Dragon avait hoché la tête, résigné. On ne refoulait pas la motivation de Joanne. Quand Joanne décidait, mieux valait agir aussitôt, sinon attendre d'être las puisqu'elle changeait rarement d'avis même en y étant contrainte. Elle était autrement capable d'y aller seule, mais aimait la présence de Dragon qui glorifiait le poids de ses expériences et bravades. Quel intérêt pour un exploit dont nul n'est témoin ?

— D'accord, alors.

Un sourire de triomphe avait effacé celui, plus mesquin, qui barrait la figure de la jeune fille...

Elle logea la pointe de son coude entre ses omoplates, de manière à lui faire mal.

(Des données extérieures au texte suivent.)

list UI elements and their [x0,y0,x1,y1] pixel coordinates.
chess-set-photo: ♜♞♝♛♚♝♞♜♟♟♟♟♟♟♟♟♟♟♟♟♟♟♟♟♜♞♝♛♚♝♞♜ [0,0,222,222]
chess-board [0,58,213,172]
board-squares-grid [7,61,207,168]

— Qu'est-ce qu'on attend ?

— Rien, on attend rien.

— Alors pourquoi est-ce qu'on y va pas ?

— Je pense.

« Et j'écoute... Si les arbres pouvaient parler, ils auraient tant à dire. Nombreux sont jeunes, la plupart des anciens sont morts, les conditions ont été difficiles autrefois. Ça va mieux, maintenant, mais ça ne durera pas. Ça ne dure jamais longtemps. La plupart des anciens s'en sont allés mais le cœur de la forêt est encore vieux, certains plus âgés ont survécu. Ils sont les témoins du monde. Dommage que nous ne parlions pas leur langue car ils ont vu le monde changer et en savent plus sur celui-ci que les hommes n'en sauront jamais. »

— Tu penses à quoi ? Oh, et puis arrête de penser tout le temps, on y va !

Joanne attrapa son bras, en le tirant vers l'intérieur ténébreux. Dedans, l'air sentait les aiguilles, la résine et le bois humide. Dragon posa un regard vers le ciel bleu et gris, observa Joanne et son impatience enfantine et souffla. La brume s'étirait en une longue langue, elle s'élevait des racines et courait vers le nord avec une infinie lenteur. La forêt respirait, calmement, son hymne étrange et patiente, comme toujours. Les arbres attendaient, les pieds dans le sol et la tête dans les nuages. Un geai qui chantait poussa un cri alerte. Joanne, imprimant une autre secousse, arracha Dragon à sa contemplation et ils pénétrèrent dans les bois.